Sous l'égide de Bourguiba, l'institutionnalisation d'une manière objective, légale et
réglementaire de la limitation des naissances a eu pour but deux conséquences
fondamentales.
Tout d'abord, sur le plan de la limitation démographique de la nation, elle préservait les
équilibres naturels du pays entre la population en pleine croissance démo- graphique et
ses capacités économiques à pouvoir assurer une vie meilleure à toute la population.
Cette mesure avant-gardiste de la Tunisie, face aux contraintes politiques, religieuses
ou éthiques, plaça notre pays à l'avant-garde des nations arabes, imprimant, sous
l'autorité incontestable et incontestée de Bourguiba, l'assurance d'un avenir meilleur
pour toutes les générations confondues.
Le deuxième effet de cette mesure sur le plan personnel de la femme, c'était de lui
octroyer le libre arbitre et le libre choix dans la composition numérique du foyer sans
qu'elle n'encoure les risques physiques et physiologiques pour sa santé de l'avortement
clandestin. Après lui avoir octroyé des droits par le Code du Statut Personnel,
Bourguiba lui préservait sa santé à titre personnel et préservait les équilibres économico
socio démographiques de la Nation.
La politique étrangère
Le domaine réservé au Chef d'Etat a illustré, si besoin était, la vision lointaine de
Bourguiba, non seulement par rapport à la politique étrangère de la Tunisie mais aussi
par rapport à certaines questions brûlantes de ce monde sur le plan de la politique
étrangère de la Tunisie. Jamais son rayonnement n'a été aussi grand puisque, ayant
acquis notre indépendance avant celle de l'Algérie, Bourguiba n'hésita pas à soutenir la
Révolution algérienne, partant du prin
cipe que le Maghreb ne serait jamais indépendant
si l'une de ses trois composantes était encore sous domination étrangère.

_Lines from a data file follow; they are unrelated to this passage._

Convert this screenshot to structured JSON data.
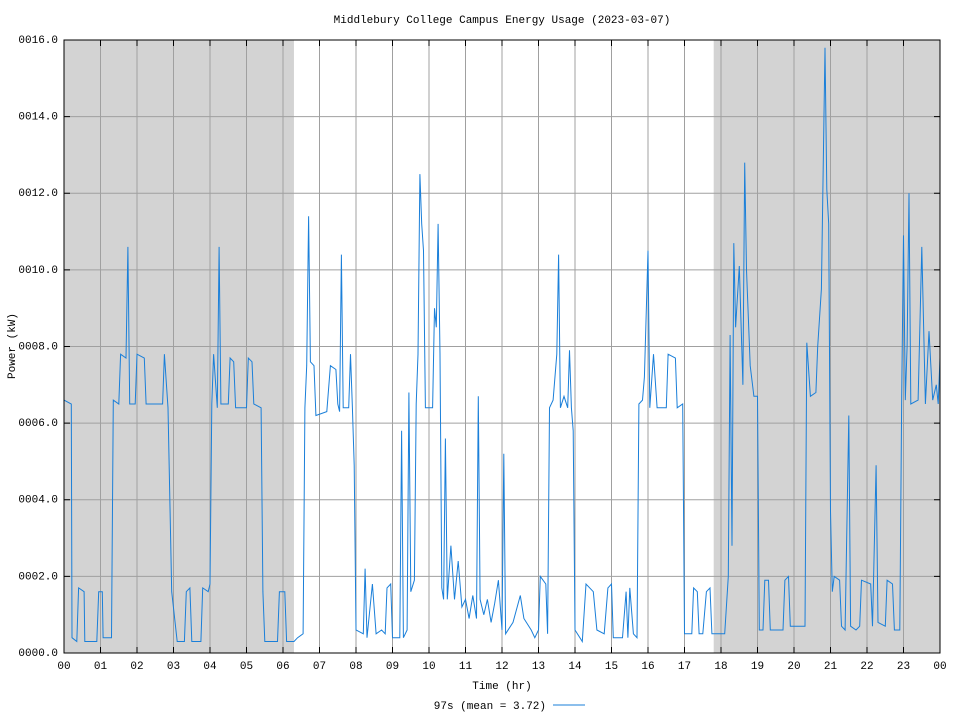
{
  "chart_data": {
    "type": "line",
    "title": "Middlebury College Campus Energy Usage (2023-03-07)",
    "x_label": "Time (hr)",
    "y_label": "Power (kW)",
    "xlim": [
      0,
      24
    ],
    "ylim": [
      0,
      16
    ],
    "xticks": [
      {
        "value": 0,
        "label": "00"
      },
      {
        "value": 1,
        "label": "01"
      },
      {
        "value": 2,
        "label": "02"
      },
      {
        "value": 3,
        "label": "03"
      },
      {
        "value": 4,
        "label": "04"
      },
      {
        "value": 5,
        "label": "05"
      },
      {
        "value": 6,
        "label": "06"
      },
      {
        "value": 7,
        "label": "07"
      },
      {
        "value": 8,
        "label": "08"
      },
      {
        "value": 9,
        "label": "09"
      },
      {
        "value": 10,
        "label": "10"
      },
      {
        "value": 11,
        "label": "11"
      },
      {
        "value": 12,
        "label": "12"
      },
      {
        "value": 13,
        "label": "13"
      },
      {
        "value": 14,
        "label": "14"
      },
      {
        "value": 15,
        "label": "15"
      },
      {
        "value": 16,
        "label": "16"
      },
      {
        "value": 17,
        "label": "17"
      },
      {
        "value": 18,
        "label": "18"
      },
      {
        "value": 19,
        "label": "19"
      },
      {
        "value": 20,
        "label": "20"
      },
      {
        "value": 21,
        "label": "21"
      },
      {
        "value": 22,
        "label": "22"
      },
      {
        "value": 23,
        "label": "23"
      },
      {
        "value": 24,
        "label": "00"
      }
    ],
    "yticks": [
      {
        "value": 0,
        "label": "0000.0"
      },
      {
        "value": 2,
        "label": "0002.0"
      },
      {
        "value": 4,
        "label": "0004.0"
      },
      {
        "value": 6,
        "label": "0006.0"
      },
      {
        "value": 8,
        "label": "0008.0"
      },
      {
        "value": 10,
        "label": "0010.0"
      },
      {
        "value": 12,
        "label": "0012.0"
      },
      {
        "value": 14,
        "label": "0014.0"
      },
      {
        "value": 16,
        "label": "0016.0"
      }
    ],
    "grid": true,
    "shaded_regions": [
      [
        0,
        6.3
      ],
      [
        17.8,
        24
      ]
    ],
    "shade_color": "#d3d3d3",
    "legend_position": "bottom",
    "series": [
      {
        "name": "97s (mean = 3.72)",
        "color": "#1a7fd9",
        "x": [
          0,
          0.2,
          0.22,
          0.35,
          0.4,
          0.55,
          0.57,
          0.9,
          0.95,
          1.05,
          1.07,
          1.3,
          1.35,
          1.5,
          1.55,
          1.7,
          1.75,
          1.8,
          1.95,
          2.0,
          2.2,
          2.25,
          2.7,
          2.75,
          2.85,
          2.95,
          3.1,
          3.3,
          3.35,
          3.45,
          3.5,
          3.75,
          3.8,
          3.95,
          4.0,
          4.05,
          4.1,
          4.2,
          4.25,
          4.3,
          4.5,
          4.55,
          4.65,
          4.7,
          5.0,
          5.05,
          5.15,
          5.2,
          5.4,
          5.45,
          5.5,
          5.85,
          5.9,
          6.05,
          6.1,
          6.3,
          6.4,
          6.55,
          6.6,
          6.65,
          6.7,
          6.75,
          6.85,
          6.9,
          7.2,
          7.3,
          7.45,
          7.5,
          7.55,
          7.6,
          7.65,
          7.8,
          7.85,
          7.9,
          7.95,
          8.0,
          8.2,
          8.25,
          8.3,
          8.45,
          8.55,
          8.7,
          8.8,
          8.85,
          8.95,
          9.0,
          9.2,
          9.25,
          9.3,
          9.4,
          9.45,
          9.5,
          9.6,
          9.65,
          9.7,
          9.75,
          9.8,
          9.85,
          9.9,
          10.1,
          10.15,
          10.2,
          10.25,
          10.3,
          10.35,
          10.4,
          10.45,
          10.5,
          10.6,
          10.7,
          10.8,
          10.9,
          11.0,
          11.1,
          11.2,
          11.3,
          11.35,
          11.4,
          11.5,
          11.6,
          11.7,
          11.8,
          11.9,
          12.0,
          12.05,
          12.1,
          12.3,
          12.5,
          12.6,
          12.8,
          12.9,
          13.0,
          13.05,
          13.2,
          13.25,
          13.3,
          13.4,
          13.5,
          13.55,
          13.6,
          13.7,
          13.8,
          13.85,
          13.9,
          13.95,
          14.0,
          14.2,
          14.3,
          14.5,
          14.6,
          14.8,
          14.9,
          15.0,
          15.05,
          15.3,
          15.4,
          15.45,
          15.5,
          15.6,
          15.7,
          15.75,
          15.85,
          15.9,
          16.0,
          16.05,
          16.15,
          16.25,
          16.5,
          16.55,
          16.75,
          16.8,
          16.95,
          17.0,
          17.2,
          17.25,
          17.35,
          17.4,
          17.5,
          17.6,
          17.7,
          17.75,
          18.1,
          18.2,
          18.25,
          18.3,
          18.35,
          18.4,
          18.5,
          18.6,
          18.65,
          18.7,
          18.8,
          18.9,
          19.0,
          19.05,
          19.15,
          19.2,
          19.3,
          19.35,
          19.7,
          19.75,
          19.85,
          19.9,
          20.3,
          20.35,
          20.45,
          20.6,
          20.65,
          20.75,
          20.85,
          20.9,
          20.95,
          21.0,
          21.05,
          21.1,
          21.25,
          21.3,
          21.4,
          21.5,
          21.55,
          21.7,
          21.8,
          21.85,
          22.1,
          22.15,
          22.25,
          22.3,
          22.5,
          22.55,
          22.7,
          22.75,
          22.9,
          22.95,
          23.0,
          23.05,
          23.1,
          23.15,
          23.2,
          23.4,
          23.5,
          23.6,
          23.7,
          23.8,
          23.9,
          23.95,
          24
        ],
        "values": [
          6.6,
          6.5,
          0.4,
          0.3,
          1.7,
          1.6,
          0.3,
          0.3,
          1.6,
          1.6,
          0.4,
          0.4,
          6.6,
          6.5,
          7.8,
          7.7,
          10.6,
          6.5,
          6.5,
          7.8,
          7.7,
          6.5,
          6.5,
          7.8,
          6.4,
          1.6,
          0.3,
          0.3,
          1.6,
          1.7,
          0.3,
          0.3,
          1.7,
          1.6,
          1.8,
          6.5,
          7.8,
          6.4,
          10.6,
          6.5,
          6.5,
          7.7,
          7.6,
          6.4,
          6.4,
          7.7,
          7.6,
          6.5,
          6.4,
          1.6,
          0.3,
          0.3,
          1.6,
          1.6,
          0.3,
          0.3,
          0.4,
          0.5,
          6.4,
          7.5,
          11.4,
          7.6,
          7.5,
          6.2,
          6.3,
          7.5,
          7.4,
          6.5,
          6.3,
          10.4,
          6.4,
          6.4,
          7.8,
          6.4,
          4.9,
          0.6,
          0.5,
          2.2,
          0.4,
          1.8,
          0.5,
          0.6,
          0.5,
          1.7,
          1.8,
          0.4,
          0.4,
          5.8,
          0.4,
          0.6,
          6.8,
          1.6,
          1.9,
          6.5,
          7.8,
          12.5,
          11.2,
          10.5,
          6.4,
          6.4,
          9.0,
          8.5,
          11.2,
          7.8,
          1.7,
          1.4,
          5.6,
          1.4,
          2.8,
          1.4,
          2.4,
          1.2,
          1.4,
          0.9,
          1.5,
          0.9,
          6.7,
          1.4,
          1.0,
          1.4,
          0.8,
          1.3,
          1.9,
          0.6,
          5.2,
          0.5,
          0.8,
          1.5,
          0.9,
          0.6,
          0.4,
          0.6,
          2.0,
          1.8,
          0.5,
          6.4,
          6.6,
          7.8,
          10.4,
          6.4,
          6.7,
          6.4,
          7.9,
          6.4,
          5.8,
          0.6,
          0.3,
          1.8,
          1.6,
          0.6,
          0.5,
          1.7,
          1.8,
          0.4,
          0.4,
          1.6,
          0.4,
          1.7,
          0.5,
          0.4,
          6.5,
          6.6,
          7.2,
          10.5,
          6.4,
          7.8,
          6.4,
          6.4,
          7.8,
          7.7,
          6.4,
          6.5,
          0.5,
          0.5,
          1.7,
          1.6,
          0.5,
          0.5,
          1.6,
          1.7,
          0.5,
          0.5,
          2.0,
          8.3,
          2.8,
          10.7,
          8.5,
          10.1,
          7.0,
          12.8,
          10.0,
          7.5,
          6.7,
          6.7,
          0.6,
          0.6,
          1.9,
          1.9,
          0.6,
          0.6,
          1.9,
          2.0,
          0.7,
          0.7,
          8.1,
          6.7,
          6.8,
          8.0,
          9.5,
          15.8,
          12.1,
          11.2,
          3.7,
          1.6,
          2.0,
          1.9,
          0.7,
          0.6,
          6.2,
          0.7,
          0.6,
          0.7,
          1.9,
          1.8,
          0.7,
          4.9,
          0.8,
          0.7,
          1.9,
          1.8,
          0.6,
          0.6,
          6.7,
          10.9,
          6.6,
          8.0,
          12.0,
          6.5,
          6.6,
          10.6,
          6.5,
          8.4,
          6.6,
          7.0,
          6.5,
          7.7
        ]
      }
    ]
  }
}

La Tunisie assuma son rôle historique par rapport à nos frères Algériens (tout comme
d'ailleurs par rapport à certains mouvements d'indépendance africains) ce qui nous a
valu par deux fois les foudres de l'autorité coloniale française :
-la première avec la bataille de Bizerte où l'on vit les Nations Unies, représentées par le
Secrétaire Général du Conseil de Sécurité, M. Dag Hamarshold, venir au secours de la
Tunisie et le second incident : le bombardement de Sakiet Sidi Youssef où le sang des
martyrs Tunisiens se confondit avec celui de nos frères Algériens. Le prix du sang
devait inévitablement aboutir à l'indépendance de l'Algérie d'une part et à l'évacuation
totale de la base militaire de Bizerte et de notre territoire.